Teo tidak akan menghabiskan keduanya kok, satu lagi akan aku berikan kepada Jane. Temannya sewaktu kuliah dulu yang merangkap menjadi sekertarisnya sekarang. Nama lengkapnya adalah Jane Veronica, kalau dia tidak dibelikan pasti akan mengomel mengatakan aku pelit, dasar wanita.

Sesampainya dikantor Teo langsung menuju ruang kerja, ada beberapa dokumen yang harus dirinya cek sendiri, karena semua itu terkait dengan yayasan amal yang perusahaan kelola.

Teo ingin mengeceknya sendiri dan memastikan tidak ada dana yang disalah gunakan, untuk mereka yang kurang mampu.

Tiba tiba pintu terbuka dan seperti yang sudah kuduga hanya Jane yang dengan seenak jidatnya masuk ke ruang kerja CEO.

"Mana Coffe gue Bos?" Tanya Jane singkat.

"Kebiasaan lo, ketuk dulu pintu sebelum masuk." Jawab Teo kesal.

"Iya nanti gue ketuk deh,"

"Udah bosen gua dengar kata itu dari mulut lo Jane Veronica."

"Ih apasi nyebut nama lengkap? Biasanya juga Jane doang,"

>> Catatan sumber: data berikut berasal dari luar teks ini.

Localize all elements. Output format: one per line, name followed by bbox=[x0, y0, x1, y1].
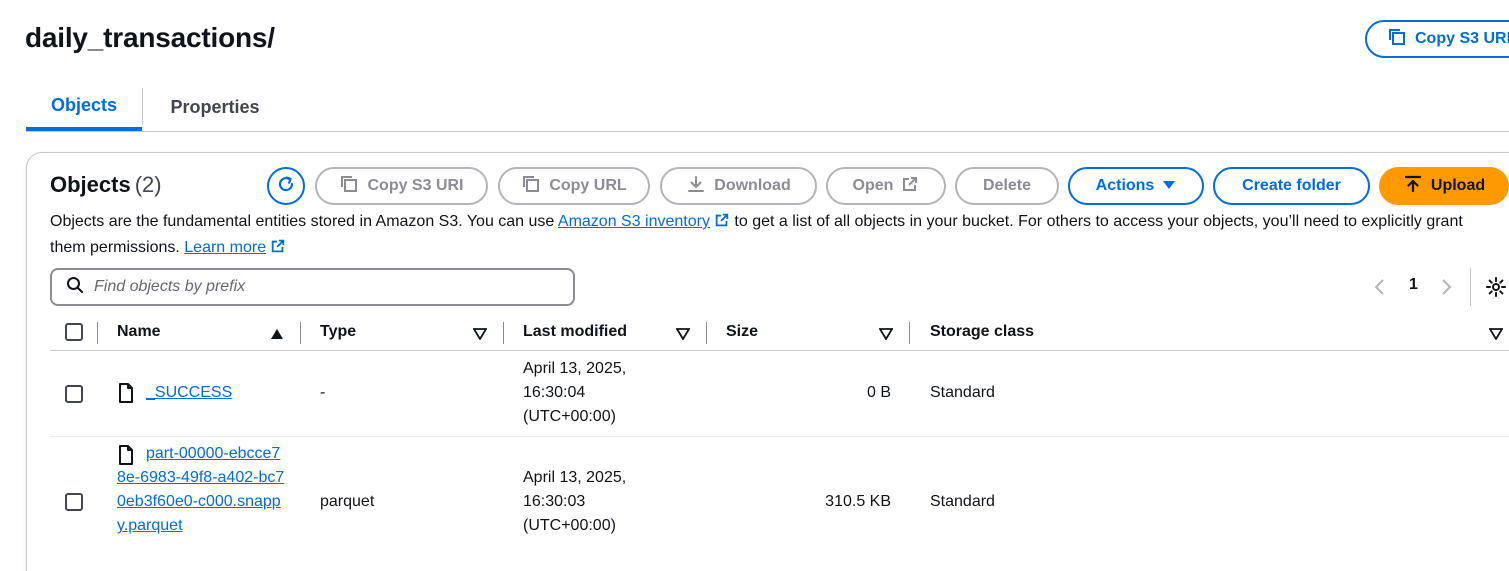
objects-heading-label: Objects bbox=[50, 172, 131, 197]
select-all-checkbox[interactable] bbox=[65, 323, 83, 341]
copy-url-button[interactable]: Copy URL bbox=[498, 167, 650, 205]
object-name-link[interactable]: _SUCCESS bbox=[146, 384, 232, 401]
copy-icon bbox=[339, 174, 359, 199]
search-box bbox=[50, 268, 575, 306]
copy-url-label: Copy URL bbox=[549, 177, 627, 194]
search-input[interactable] bbox=[94, 278, 534, 296]
copy-s3-uri-label: Copy S3 URI bbox=[1415, 30, 1509, 47]
object-name[interactable]: part-00000-ebcce78e-6983-49f8-a402-bc70e… bbox=[117, 442, 285, 538]
copy-s3-uri-header-button[interactable]: Copy S3 URI bbox=[1365, 20, 1509, 58]
row-checkbox[interactable] bbox=[65, 493, 83, 511]
column-divider bbox=[503, 322, 504, 344]
object-size: 310.5 KB bbox=[825, 493, 891, 510]
tab-divider bbox=[142, 88, 143, 124]
copy-s3-uri-button[interactable]: Copy S3 URI bbox=[315, 167, 488, 205]
download-button[interactable]: Download bbox=[660, 167, 817, 205]
objects-heading: Objects (2) bbox=[50, 172, 162, 198]
sort-icon[interactable] bbox=[472, 327, 488, 345]
row-checkbox[interactable] bbox=[65, 385, 83, 403]
column-header-name[interactable]: Name bbox=[117, 314, 161, 350]
object-storage-class: Standard bbox=[930, 493, 995, 510]
upload-button[interactable]: Upload bbox=[1379, 167, 1509, 205]
object-last-modified: April 13, 2025, 16:30:03 (UTC+00:00) bbox=[523, 469, 627, 534]
object-storage-class: Standard bbox=[930, 384, 995, 401]
column-divider bbox=[909, 322, 910, 344]
page-title: daily_transactions/ bbox=[25, 22, 275, 53]
download-label: Download bbox=[714, 177, 791, 194]
create-folder-button[interactable]: Create folder bbox=[1213, 167, 1370, 205]
gear-icon[interactable] bbox=[1485, 276, 1507, 303]
open-label: Open bbox=[852, 177, 894, 194]
download-icon bbox=[686, 174, 706, 199]
tab-properties[interactable]: Properties bbox=[156, 84, 274, 131]
column-divider bbox=[97, 322, 98, 344]
object-type: parquet bbox=[320, 493, 375, 510]
s3-inventory-link[interactable]: Amazon S3 inventory bbox=[558, 213, 710, 230]
upload-icon bbox=[1403, 174, 1423, 199]
upload-label: Upload bbox=[1430, 177, 1486, 194]
tab-objects[interactable]: Objects bbox=[26, 84, 142, 131]
delete-label: Delete bbox=[982, 177, 1032, 194]
description-text-1: Objects are the fundamental entities sto… bbox=[50, 213, 555, 230]
refresh-icon bbox=[276, 174, 296, 199]
next-page-button[interactable] bbox=[1440, 277, 1454, 302]
sort-icon[interactable] bbox=[1488, 327, 1504, 345]
external-link-icon bbox=[714, 212, 730, 236]
objects-description: Objects are the fundamental entities sto… bbox=[50, 210, 1480, 262]
open-button[interactable]: Open bbox=[826, 167, 946, 205]
object-name-link[interactable]: part-00000-ebcce78e-6983-49f8-a402-bc70e… bbox=[117, 445, 284, 534]
caret-down-icon bbox=[1162, 177, 1176, 195]
sort-ascending-icon[interactable] bbox=[270, 327, 284, 345]
copy-icon bbox=[521, 174, 541, 199]
external-link-icon bbox=[901, 175, 919, 198]
external-link-icon bbox=[270, 238, 286, 262]
file-icon bbox=[118, 383, 134, 408]
column-divider bbox=[300, 322, 301, 344]
table-row[interactable]: _SUCCESS - April 13, 2025, 16:30:04 (UTC… bbox=[50, 351, 1509, 437]
previous-page-button[interactable] bbox=[1372, 277, 1386, 302]
column-header-size[interactable]: Size bbox=[726, 314, 758, 350]
refresh-button[interactable] bbox=[267, 167, 305, 205]
tab-bar: Objects Properties bbox=[26, 84, 1509, 132]
learn-more-link[interactable]: Learn more bbox=[184, 239, 266, 256]
page-number[interactable]: 1 bbox=[1409, 276, 1418, 294]
sort-icon[interactable] bbox=[878, 327, 894, 345]
copy-icon bbox=[1387, 27, 1407, 52]
search-icon bbox=[66, 276, 84, 299]
actions-dropdown[interactable]: Actions bbox=[1068, 167, 1204, 205]
object-name[interactable]: _SUCCESS bbox=[146, 381, 232, 405]
objects-count: (2) bbox=[134, 172, 162, 197]
copy-s3-uri-label: Copy S3 URI bbox=[367, 177, 464, 194]
column-header-storage-class[interactable]: Storage class bbox=[930, 314, 1034, 350]
column-divider bbox=[706, 322, 707, 344]
table-header: Name Type Last modified Size Storage cla… bbox=[50, 314, 1509, 351]
column-header-last-modified[interactable]: Last modified bbox=[523, 314, 627, 350]
delete-button[interactable]: Delete bbox=[955, 167, 1059, 205]
object-type: - bbox=[320, 384, 326, 401]
create-folder-label: Create folder bbox=[1242, 177, 1341, 194]
actions-label: Actions bbox=[1095, 177, 1155, 194]
sort-icon[interactable] bbox=[675, 327, 691, 345]
column-header-type[interactable]: Type bbox=[320, 314, 356, 350]
table-row[interactable]: part-00000-ebcce78e-6983-49f8-a402-bc70e… bbox=[50, 437, 1509, 571]
object-size: 0 B bbox=[866, 384, 891, 401]
pager-divider bbox=[1470, 268, 1471, 306]
object-last-modified: April 13, 2025, 16:30:04 (UTC+00:00) bbox=[523, 360, 627, 425]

Yah begitulah Jane. Tidak suka dipanggil dengan nama lengkapnya. Entah kenapa, tapi ketika dipanggil dengan nama lengkap, Jane akan mengomel seperti sekarang.

"Mana cepetan Coffe gue Bos? Lama lo," Tanya jane.

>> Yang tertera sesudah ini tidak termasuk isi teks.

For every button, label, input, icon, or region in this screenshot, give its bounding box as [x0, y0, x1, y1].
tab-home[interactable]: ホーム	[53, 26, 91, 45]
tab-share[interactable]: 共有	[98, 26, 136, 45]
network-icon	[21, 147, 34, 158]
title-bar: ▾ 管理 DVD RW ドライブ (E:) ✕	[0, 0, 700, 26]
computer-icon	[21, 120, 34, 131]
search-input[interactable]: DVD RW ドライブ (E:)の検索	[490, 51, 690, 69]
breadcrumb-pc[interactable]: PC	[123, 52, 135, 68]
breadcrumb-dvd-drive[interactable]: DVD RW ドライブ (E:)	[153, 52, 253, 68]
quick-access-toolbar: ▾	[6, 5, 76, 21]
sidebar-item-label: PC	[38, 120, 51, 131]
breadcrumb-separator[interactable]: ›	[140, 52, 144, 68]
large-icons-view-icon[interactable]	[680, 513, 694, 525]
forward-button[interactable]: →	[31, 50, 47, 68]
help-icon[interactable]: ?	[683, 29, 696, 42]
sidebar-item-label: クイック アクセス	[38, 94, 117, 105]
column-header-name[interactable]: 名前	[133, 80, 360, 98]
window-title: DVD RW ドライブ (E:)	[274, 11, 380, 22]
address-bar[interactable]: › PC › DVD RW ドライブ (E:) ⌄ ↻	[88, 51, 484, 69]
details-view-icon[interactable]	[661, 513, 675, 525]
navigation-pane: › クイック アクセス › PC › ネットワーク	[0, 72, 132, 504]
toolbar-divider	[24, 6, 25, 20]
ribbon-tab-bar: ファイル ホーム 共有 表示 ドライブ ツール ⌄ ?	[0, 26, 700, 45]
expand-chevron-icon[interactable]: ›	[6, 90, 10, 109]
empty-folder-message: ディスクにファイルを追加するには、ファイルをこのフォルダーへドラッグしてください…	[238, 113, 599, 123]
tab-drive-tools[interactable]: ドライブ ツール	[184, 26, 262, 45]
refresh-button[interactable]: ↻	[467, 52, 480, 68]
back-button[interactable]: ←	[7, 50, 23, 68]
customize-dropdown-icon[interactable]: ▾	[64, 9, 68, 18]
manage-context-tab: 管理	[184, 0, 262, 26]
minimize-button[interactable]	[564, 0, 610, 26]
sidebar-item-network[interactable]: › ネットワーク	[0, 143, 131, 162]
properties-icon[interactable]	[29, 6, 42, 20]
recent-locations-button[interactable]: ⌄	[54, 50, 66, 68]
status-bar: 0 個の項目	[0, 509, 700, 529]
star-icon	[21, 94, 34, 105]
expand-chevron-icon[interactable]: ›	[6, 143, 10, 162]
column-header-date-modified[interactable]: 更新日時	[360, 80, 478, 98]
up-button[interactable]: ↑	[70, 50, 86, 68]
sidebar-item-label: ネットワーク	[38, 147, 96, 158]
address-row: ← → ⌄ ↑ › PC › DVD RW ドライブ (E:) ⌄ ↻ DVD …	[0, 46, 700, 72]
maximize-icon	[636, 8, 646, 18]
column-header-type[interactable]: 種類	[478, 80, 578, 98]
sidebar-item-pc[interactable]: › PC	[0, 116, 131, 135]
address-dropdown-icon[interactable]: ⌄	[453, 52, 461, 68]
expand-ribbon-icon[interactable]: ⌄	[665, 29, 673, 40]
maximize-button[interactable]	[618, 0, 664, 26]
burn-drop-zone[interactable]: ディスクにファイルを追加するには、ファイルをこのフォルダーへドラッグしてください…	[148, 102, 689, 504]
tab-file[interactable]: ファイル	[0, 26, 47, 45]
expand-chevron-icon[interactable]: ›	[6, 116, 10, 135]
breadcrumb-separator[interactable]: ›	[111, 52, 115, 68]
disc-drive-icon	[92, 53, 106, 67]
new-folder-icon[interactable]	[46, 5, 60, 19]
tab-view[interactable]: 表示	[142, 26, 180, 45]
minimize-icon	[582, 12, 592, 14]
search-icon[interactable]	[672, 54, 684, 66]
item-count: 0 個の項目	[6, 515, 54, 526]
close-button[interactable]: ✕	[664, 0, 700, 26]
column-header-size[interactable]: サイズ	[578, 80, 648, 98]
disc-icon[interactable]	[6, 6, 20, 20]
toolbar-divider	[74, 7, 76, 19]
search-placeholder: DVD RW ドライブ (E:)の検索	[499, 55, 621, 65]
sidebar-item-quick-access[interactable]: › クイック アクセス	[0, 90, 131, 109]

"Nih!" Jawab Teo mengulurkan bungkusan Coffe dan Breakfast yang dirinya beli tadi.

"Apa ini? Bos beli Nreakfast juga? Mau bikin gue gendut ya Bos!"

"Kalau gak mau yaudah sini balikin!"

"Gak bisa gitu dong, kan Bos udah ngasih. Gak boleh gitu gabaik,"

"Terserah.." Jawab Teo ketus.

"Makasih ya!" Ucap Jane tersenyum menatap Teo.

"Iya, sana kerja lagi yang bener! Gua sibuk jangan ganggu ganggu."

"Yauda iya, jangan lupa jam 10 meeting." Jawab Jane sekalian memperingati jadwal kerja atasannya.

Hahhh.. begitulah, wanita memang sulit untuk ditebak. "Dasar.." Dengus Teo.